I’m sure other bloggers get pitches like this all the time:
I’m __________, owner of ___________.org. Since noticing you’ve accepted guest posts on pwoodford.net in the past, I wondered if you’d extend me the opportunity to also write a guest post for your website.
If so I will research and compose an original article specifically written for your site, on any topic of your choosing. I only ask that you let me put a discreet link to my own website, ___________.org, at the end of my post.
You wouldn’t have to do anything other than review/approve my completed article to make sure that it coincides with the theme of your site.
If this sounds like a possibility, simply respond to this message.
Please let me know if you are interested in seeing some examples of my work.
Her website is motorcycle-related, and it’s true I blog about motorcycling. I also publish guest posts. So she’s done some homework, at least to the extent of learning something about my blog, and her request might well be legitimate.
Here’s what bothers me. The content of her site is generic and puts off a strong content farm vibe. I moused over some of the links there and didn’t see any suspiciously spammy URLs, but the formatting is bungled and blocks of text are superimposed on other blocks of text. That to me is a red flag, as is the writing:
Despite there being sustainably less motorcyclists than passenger vehicles on United States’ roads, 11 percent of all accidents involve a motorcycle.
Um, okay.
The biggest red flag of all, however, comes up when I Google free guest post pitch.* Remember multi-level marketing? This is what the kids are doing nowadays, apparently.
I should be flattered someone thinks my little blog has enough of a readership to make a pitch like this worthwhile. I bet big-league bloggers are inundated with free guest post pitches.
So yeah, thanks for the offer … but no thanks.
* Unrelated postscript: When I was at US Special Operations Command in the mid-1980s I worked under an Army colonel who had learned a valuable lesson at West Point. What he learned (and had never forgotten) was that you never used the word “however” in a sentence without putting a semicolon in front of it. We staff officers, naturally, delighted in finding reasons to use however without the semicolon, submitting papers and memos with sentences like the one I used above: “The biggest red flag of all, however, comes up when I Google free guest post pitch.” Invariably our papers would come back with big red semicolons inked in. God, I miss those days!

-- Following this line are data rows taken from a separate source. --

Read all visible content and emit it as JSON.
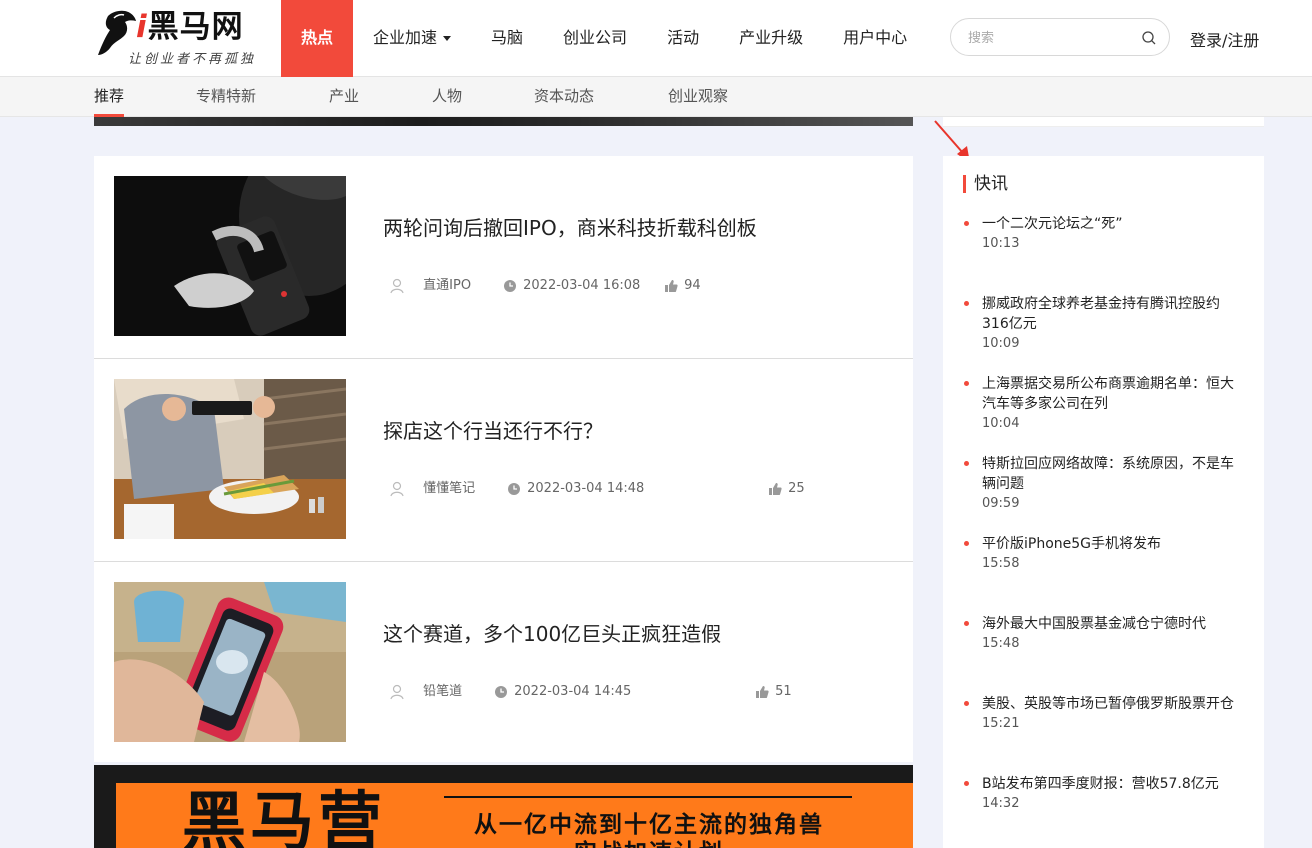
{
  "header": {
    "logo": {
      "prefix": "i",
      "name": "黑马网",
      "slogan": "让创业者不再孤独"
    },
    "nav": [
      {
        "label": "热点",
        "active": true
      },
      {
        "label": "企业加速",
        "dropdown": true
      },
      {
        "label": "马脑"
      },
      {
        "label": "创业公司"
      },
      {
        "label": "活动"
      },
      {
        "label": "产业升级"
      },
      {
        "label": "用户中心"
      }
    ],
    "search": {
      "placeholder": "搜索",
      "value": ""
    },
    "login_label": "登录/注册"
  },
  "subnav": [
    {
      "label": "推荐",
      "active": true
    },
    {
      "label": "专精特新"
    },
    {
      "label": "产业"
    },
    {
      "label": "人物"
    },
    {
      "label": "资本动态"
    },
    {
      "label": "创业观察"
    }
  ],
  "articles": [
    {
      "title": "两轮问询后撤回IPO，商米科技折载科创板",
      "author": "直通IPO",
      "time": "2022-03-04 16:08",
      "likes": "94"
    },
    {
      "title": "探店这个行当还行不行？",
      "author": "懂懂笔记",
      "time": "2022-03-04 14:48",
      "likes": "25"
    },
    {
      "title": "这个赛道，多个100亿巨头正疯狂造假",
      "author": "铅笔道",
      "time": "2022-03-04 14:45",
      "likes": "51"
    }
  ],
  "ad": {
    "logo_text": "黑马营",
    "slogan": "从一亿中流到十亿主流的独角兽",
    "slogan2": "实战加速计划"
  },
  "news": {
    "title": "快讯",
    "items": [
      {
        "title": "一个二次元论坛之“死”",
        "time": "10:13"
      },
      {
        "title": "挪威政府全球养老基金持有腾讯控股约316亿元",
        "time": "10:09"
      },
      {
        "title": "上海票据交易所公布商票逾期名单：恒大汽车等多家公司在列",
        "time": "10:04"
      },
      {
        "title": "特斯拉回应网络故障：系统原因，不是车辆问题",
        "time": "09:59"
      },
      {
        "title": "平价版iPhone5G手机将发布",
        "time": "15:58"
      },
      {
        "title": "海外最大中国股票基金减仓宁德时代",
        "time": "15:48"
      },
      {
        "title": "美股、英股等市场已暂停俄罗斯股票开仓",
        "time": "15:21"
      },
      {
        "title": "B站发布第四季度财报：营收57.8亿元",
        "time": "14:32"
      }
    ]
  },
  "colors": {
    "accent": "#f24a3b",
    "background": "#f0f2fa",
    "ad_orange": "#ff7a1a"
  }
}
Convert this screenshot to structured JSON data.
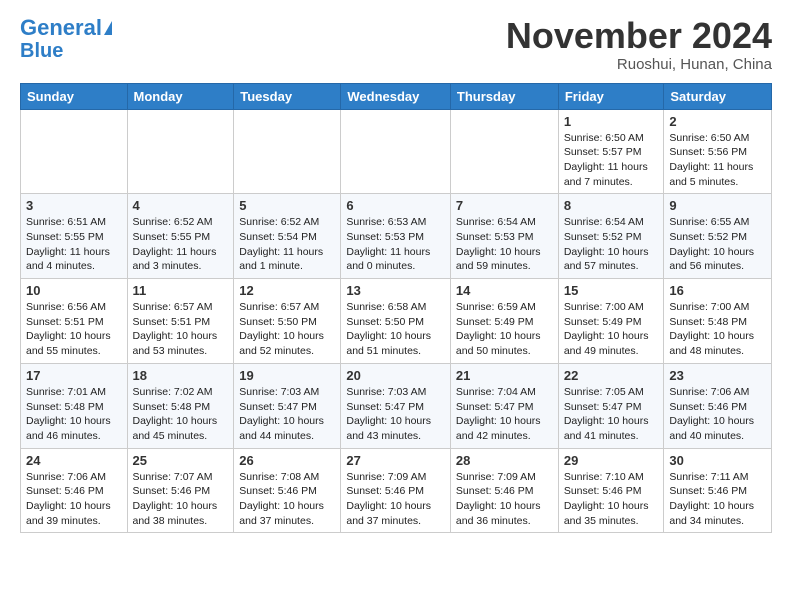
{
  "header": {
    "logo_line1": "General",
    "logo_line2": "Blue",
    "month": "November 2024",
    "location": "Ruoshui, Hunan, China"
  },
  "weekdays": [
    "Sunday",
    "Monday",
    "Tuesday",
    "Wednesday",
    "Thursday",
    "Friday",
    "Saturday"
  ],
  "weeks": [
    [
      {
        "day": "",
        "info": ""
      },
      {
        "day": "",
        "info": ""
      },
      {
        "day": "",
        "info": ""
      },
      {
        "day": "",
        "info": ""
      },
      {
        "day": "",
        "info": ""
      },
      {
        "day": "1",
        "info": "Sunrise: 6:50 AM\nSunset: 5:57 PM\nDaylight: 11 hours\nand 7 minutes."
      },
      {
        "day": "2",
        "info": "Sunrise: 6:50 AM\nSunset: 5:56 PM\nDaylight: 11 hours\nand 5 minutes."
      }
    ],
    [
      {
        "day": "3",
        "info": "Sunrise: 6:51 AM\nSunset: 5:55 PM\nDaylight: 11 hours\nand 4 minutes."
      },
      {
        "day": "4",
        "info": "Sunrise: 6:52 AM\nSunset: 5:55 PM\nDaylight: 11 hours\nand 3 minutes."
      },
      {
        "day": "5",
        "info": "Sunrise: 6:52 AM\nSunset: 5:54 PM\nDaylight: 11 hours\nand 1 minute."
      },
      {
        "day": "6",
        "info": "Sunrise: 6:53 AM\nSunset: 5:53 PM\nDaylight: 11 hours\nand 0 minutes."
      },
      {
        "day": "7",
        "info": "Sunrise: 6:54 AM\nSunset: 5:53 PM\nDaylight: 10 hours\nand 59 minutes."
      },
      {
        "day": "8",
        "info": "Sunrise: 6:54 AM\nSunset: 5:52 PM\nDaylight: 10 hours\nand 57 minutes."
      },
      {
        "day": "9",
        "info": "Sunrise: 6:55 AM\nSunset: 5:52 PM\nDaylight: 10 hours\nand 56 minutes."
      }
    ],
    [
      {
        "day": "10",
        "info": "Sunrise: 6:56 AM\nSunset: 5:51 PM\nDaylight: 10 hours\nand 55 minutes."
      },
      {
        "day": "11",
        "info": "Sunrise: 6:57 AM\nSunset: 5:51 PM\nDaylight: 10 hours\nand 53 minutes."
      },
      {
        "day": "12",
        "info": "Sunrise: 6:57 AM\nSunset: 5:50 PM\nDaylight: 10 hours\nand 52 minutes."
      },
      {
        "day": "13",
        "info": "Sunrise: 6:58 AM\nSunset: 5:50 PM\nDaylight: 10 hours\nand 51 minutes."
      },
      {
        "day": "14",
        "info": "Sunrise: 6:59 AM\nSunset: 5:49 PM\nDaylight: 10 hours\nand 50 minutes."
      },
      {
        "day": "15",
        "info": "Sunrise: 7:00 AM\nSunset: 5:49 PM\nDaylight: 10 hours\nand 49 minutes."
      },
      {
        "day": "16",
        "info": "Sunrise: 7:00 AM\nSunset: 5:48 PM\nDaylight: 10 hours\nand 48 minutes."
      }
    ],
    [
      {
        "day": "17",
        "info": "Sunrise: 7:01 AM\nSunset: 5:48 PM\nDaylight: 10 hours\nand 46 minutes."
      },
      {
        "day": "18",
        "info": "Sunrise: 7:02 AM\nSunset: 5:48 PM\nDaylight: 10 hours\nand 45 minutes."
      },
      {
        "day": "19",
        "info": "Sunrise: 7:03 AM\nSunset: 5:47 PM\nDaylight: 10 hours\nand 44 minutes."
      },
      {
        "day": "20",
        "info": "Sunrise: 7:03 AM\nSunset: 5:47 PM\nDaylight: 10 hours\nand 43 minutes."
      },
      {
        "day": "21",
        "info": "Sunrise: 7:04 AM\nSunset: 5:47 PM\nDaylight: 10 hours\nand 42 minutes."
      },
      {
        "day": "22",
        "info": "Sunrise: 7:05 AM\nSunset: 5:47 PM\nDaylight: 10 hours\nand 41 minutes."
      },
      {
        "day": "23",
        "info": "Sunrise: 7:06 AM\nSunset: 5:46 PM\nDaylight: 10 hours\nand 40 minutes."
      }
    ],
    [
      {
        "day": "24",
        "info": "Sunrise: 7:06 AM\nSunset: 5:46 PM\nDaylight: 10 hours\nand 39 minutes."
      },
      {
        "day": "25",
        "info": "Sunrise: 7:07 AM\nSunset: 5:46 PM\nDaylight: 10 hours\nand 38 minutes."
      },
      {
        "day": "26",
        "info": "Sunrise: 7:08 AM\nSunset: 5:46 PM\nDaylight: 10 hours\nand 37 minutes."
      },
      {
        "day": "27",
        "info": "Sunrise: 7:09 AM\nSunset: 5:46 PM\nDaylight: 10 hours\nand 37 minutes."
      },
      {
        "day": "28",
        "info": "Sunrise: 7:09 AM\nSunset: 5:46 PM\nDaylight: 10 hours\nand 36 minutes."
      },
      {
        "day": "29",
        "info": "Sunrise: 7:10 AM\nSunset: 5:46 PM\nDaylight: 10 hours\nand 35 minutes."
      },
      {
        "day": "30",
        "info": "Sunrise: 7:11 AM\nSunset: 5:46 PM\nDaylight: 10 hours\nand 34 minutes."
      }
    ]
  ]
}
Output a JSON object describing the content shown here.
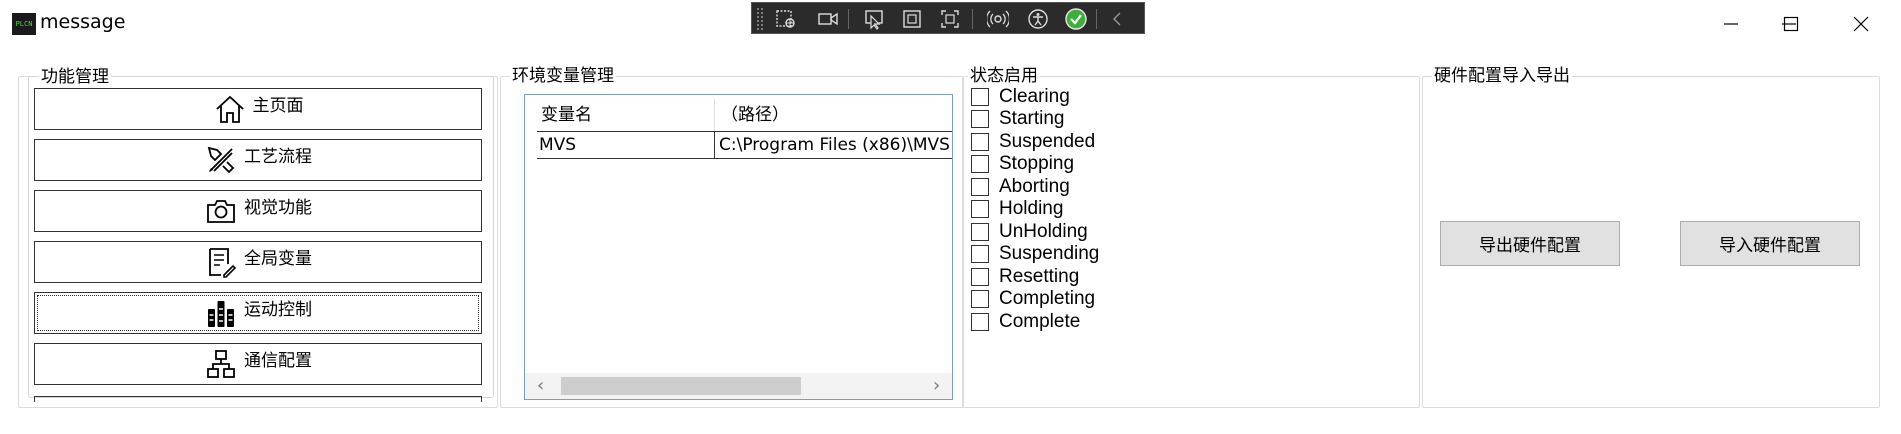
{
  "window": {
    "title": "message",
    "app_icon_text": "PLCN",
    "controls": {
      "minimize": "minimize-icon",
      "maximize": "maximize-icon",
      "close": "close-icon"
    }
  },
  "toolbar": {
    "icons": [
      "grip-icon",
      "select-region-icon",
      "video-icon",
      "pointer-icon",
      "window-capture-icon",
      "fullscreen-capture-icon",
      "broadcast-icon",
      "accessibility-icon",
      "check-circle-icon",
      "collapse-chevron-icon"
    ],
    "accent": "#3fae3f"
  },
  "function_panel": {
    "title": "功能管理",
    "buttons": [
      {
        "label": "主页面",
        "icon": "home-icon"
      },
      {
        "label": "工艺流程",
        "icon": "tools-icon"
      },
      {
        "label": "视觉功能",
        "icon": "camera-icon"
      },
      {
        "label": "全局变量",
        "icon": "document-edit-icon"
      },
      {
        "label": "运动控制",
        "icon": "motion-control-icon"
      },
      {
        "label": "通信配置",
        "icon": "network-icon"
      }
    ]
  },
  "env_panel": {
    "title": "环境变量管理",
    "columns": [
      "变量名",
      "（路径）"
    ],
    "rows": [
      {
        "name": "MVS",
        "path": "C:\\Program Files (x86)\\MVS"
      }
    ],
    "scroll_left": "‹",
    "scroll_right": "›"
  },
  "status_panel": {
    "title": "状态启用",
    "items": [
      "Clearing",
      "Starting",
      "Suspended",
      "Stopping",
      "Aborting",
      "Holding",
      "UnHolding",
      "Suspending",
      "Resetting",
      "Completing",
      "Complete"
    ]
  },
  "hardware_panel": {
    "title": "硬件配置导入导出",
    "export_label": "导出硬件配置",
    "import_label": "导入硬件配置"
  }
}
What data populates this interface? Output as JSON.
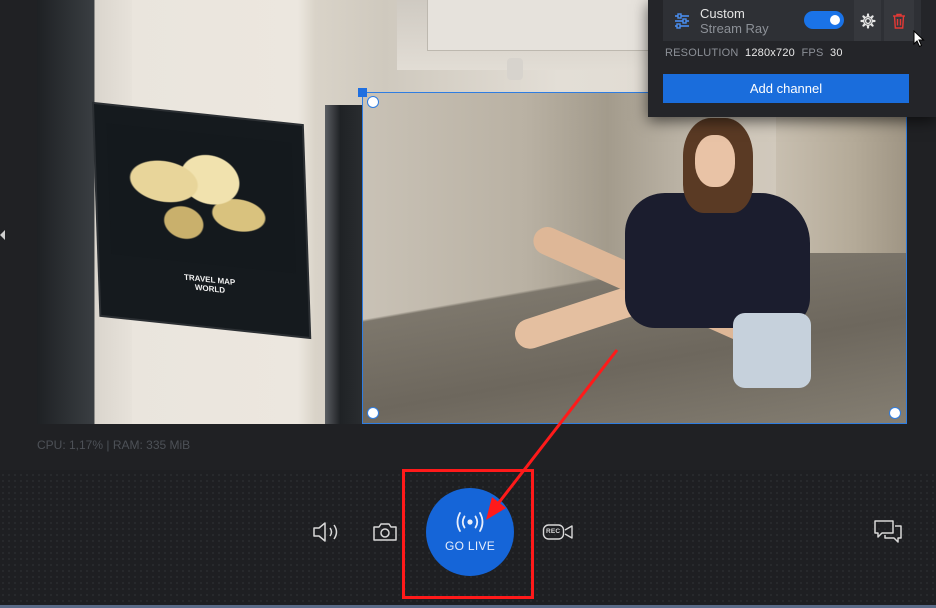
{
  "preview": {
    "poster_text": "TRAVEL MAP\nWORLD"
  },
  "stats": {
    "text": "CPU: 1,17% | RAM: 335 MiB"
  },
  "channel": {
    "name": "Custom",
    "service": "Stream Ray",
    "enabled": true,
    "resolution_label": "RESOLUTION",
    "resolution_value": "1280x720",
    "fps_label": "FPS",
    "fps_value": "30",
    "add_label": "Add channel"
  },
  "controls": {
    "audio_icon": "speaker-icon",
    "snapshot_icon": "camera-icon",
    "go_live_label": "GO LIVE",
    "record_label": "REC",
    "chat_icon": "chat-icon"
  },
  "colors": {
    "accent": "#1a6ddc",
    "go_live": "#1565d8",
    "annotation": "#ff1a1a",
    "background": "#1e1f22",
    "delete": "#e53935"
  }
}
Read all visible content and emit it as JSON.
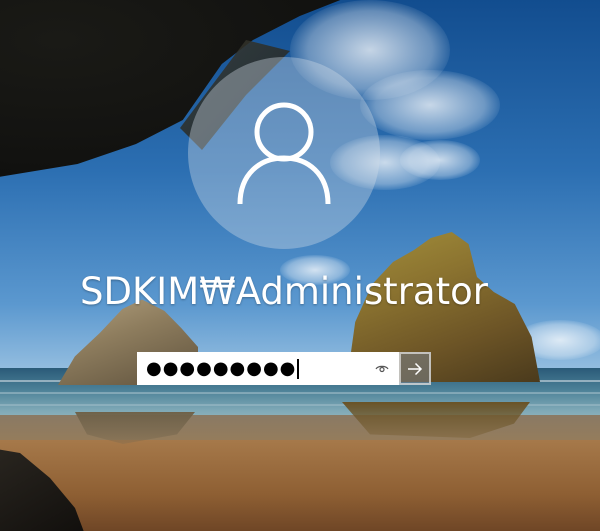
{
  "login": {
    "username": "SDKIM₩Administrator",
    "password_mask": "●●●●●●●●●"
  },
  "icons": {
    "avatar": "user-silhouette-icon",
    "reveal": "eye-icon",
    "submit": "arrow-right-icon"
  },
  "colors": {
    "text": "#ffffff",
    "field_bg": "#ffffff",
    "avatar_bg": "rgba(210,220,232,0.38)"
  }
}
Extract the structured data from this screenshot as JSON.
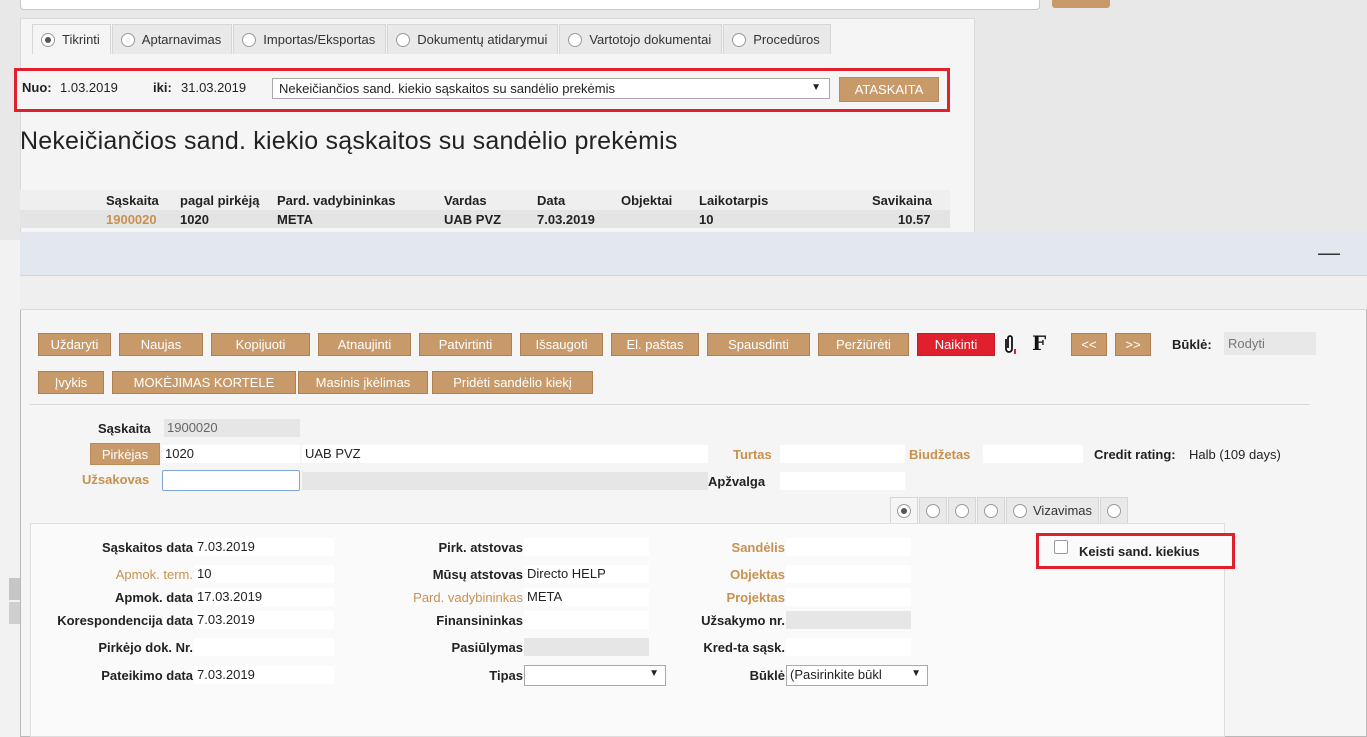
{
  "background": {
    "tabs": [
      {
        "label": "Tikrinti",
        "active": true
      },
      {
        "label": "Aptarnavimas",
        "active": false
      },
      {
        "label": "Importas/Eksportas",
        "active": false
      },
      {
        "label": "Dokumentų atidarymui",
        "active": false
      },
      {
        "label": "Vartotojo dokumentai",
        "active": false
      },
      {
        "label": "Procedūros",
        "active": false
      }
    ],
    "filter": {
      "from_label": "Nuo:",
      "from_value": "1.03.2019",
      "to_label": "iki:",
      "to_value": "31.03.2019",
      "report_select": "Nekeičiančios sand. kiekio sąskaitos su sandėlio prekėmis",
      "report_button": "ATASKAITA"
    },
    "report_title": "Nekeičiančios sand. kiekio sąskaitos su sandėlio prekėmis",
    "table": {
      "headers": [
        "Sąskaita",
        "pagal pirkėją",
        "Pard. vadybininkas",
        "Vardas",
        "Data",
        "Objektai",
        "Laikotarpis",
        "Savikaina"
      ],
      "rows": [
        [
          "1900020",
          "1020",
          "META",
          "UAB PVZ",
          "7.03.2019",
          "",
          "10",
          "10.57"
        ]
      ]
    }
  },
  "modal": {
    "minimize": "—",
    "toolbar_row1": [
      "Uždaryti",
      "Naujas",
      "Kopijuoti",
      "Atnaujinti",
      "Patvirtinti",
      "Išsaugoti",
      "El. paštas",
      "Spausdinti",
      "Peržiūrėti",
      "Naikinti"
    ],
    "toolbar_row2": [
      "Įvykis",
      "MOKĖJIMAS KORTELE",
      "Masinis įkėlimas",
      "Pridėti sandėlio kiekį"
    ],
    "f_icon": "F",
    "prev_button": "<<",
    "next_button": ">>",
    "status_label": "Būklė:",
    "status_value": "Rodyti",
    "header": {
      "saskaita_label": "Sąskaita",
      "saskaita_value": "1900020",
      "pirkejas_button": "Pirkėjas",
      "pirkejas_code": "1020",
      "pirkejas_name": "UAB PVZ",
      "turtas_label": "Turtas",
      "biudzetas_label": "Biudžetas",
      "credit_label": "Credit rating:",
      "credit_value": "Halb (109 days)",
      "uzsakovas_label": "Užsakovas",
      "apzvalga_label": "Apžvalga"
    },
    "tabs2": [
      {
        "label": "",
        "active": true
      },
      {
        "label": "",
        "active": false
      },
      {
        "label": "",
        "active": false
      },
      {
        "label": "",
        "active": false
      },
      {
        "label": "Vizavimas",
        "active": false
      },
      {
        "label": "",
        "active": false
      }
    ],
    "details": {
      "col1": [
        {
          "label": "Sąskaitos data",
          "value": "7.03.2019",
          "link": false
        },
        {
          "label": "Apmok. term.",
          "value": "10",
          "link": true
        },
        {
          "label": "Apmok. data",
          "value": "17.03.2019",
          "link": false
        },
        {
          "label": "Korespondencija data",
          "value": "7.03.2019",
          "link": false
        },
        {
          "label": "Pirkėjo dok. Nr.",
          "value": "",
          "link": false
        },
        {
          "label": "Pateikimo data",
          "value": "7.03.2019",
          "link": false
        }
      ],
      "col2": [
        {
          "label": "Pirk. atstovas",
          "value": "",
          "link": false
        },
        {
          "label": "Mūsų atstovas",
          "value": "Directo HELP",
          "link": false
        },
        {
          "label": "Pard. vadybininkas",
          "value": "META",
          "link": true
        },
        {
          "label": "Finansininkas",
          "value": "",
          "link": false
        },
        {
          "label": "Pasiūlymas",
          "value": "",
          "link": false
        },
        {
          "label": "Tipas",
          "value": "",
          "link": false
        }
      ],
      "col3": [
        {
          "label": "Sandėlis",
          "value": "",
          "link": true
        },
        {
          "label": "Objektas",
          "value": "",
          "link": true
        },
        {
          "label": "Projektas",
          "value": "",
          "link": true
        },
        {
          "label": "Užsakymo nr.",
          "value": "",
          "link": false
        },
        {
          "label": "Kred-ta sąsk.",
          "value": "",
          "link": false
        },
        {
          "label": "Būklė",
          "value": "(Pasirinkite būkl",
          "link": false
        }
      ]
    },
    "checkbox_label": "Keisti sand. kiekius"
  },
  "colors": {
    "accent_button": "#c89a6a",
    "danger": "#e0212d",
    "link": "#c8914f"
  }
}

Re: Unrelated postscript. Shades of my shameful past! In my first staff job, I worked for a Lt. Col. who felt obliged to correct a very important message we sent out everyday, “Status of the Censor Field”, that reached the White House. I learned early on to give him an obvious typo/spelling error to correct in the first sentence or two so he would leave the rest of the message alone. But he was a terrible speller and treated commas as breath pauses. Creating an error for him to find, and satisfy his lust for change, was the hardest part of writing the message; however, we did manage.
Dick, what a great story! I’m so glad to hear I wasn’t the only one. Between the two of us we could probably name several fighter pilots who would rather have gone into the merge with a bent radar and a couple of FAIL flags on the armament control panel than sit down to write a report.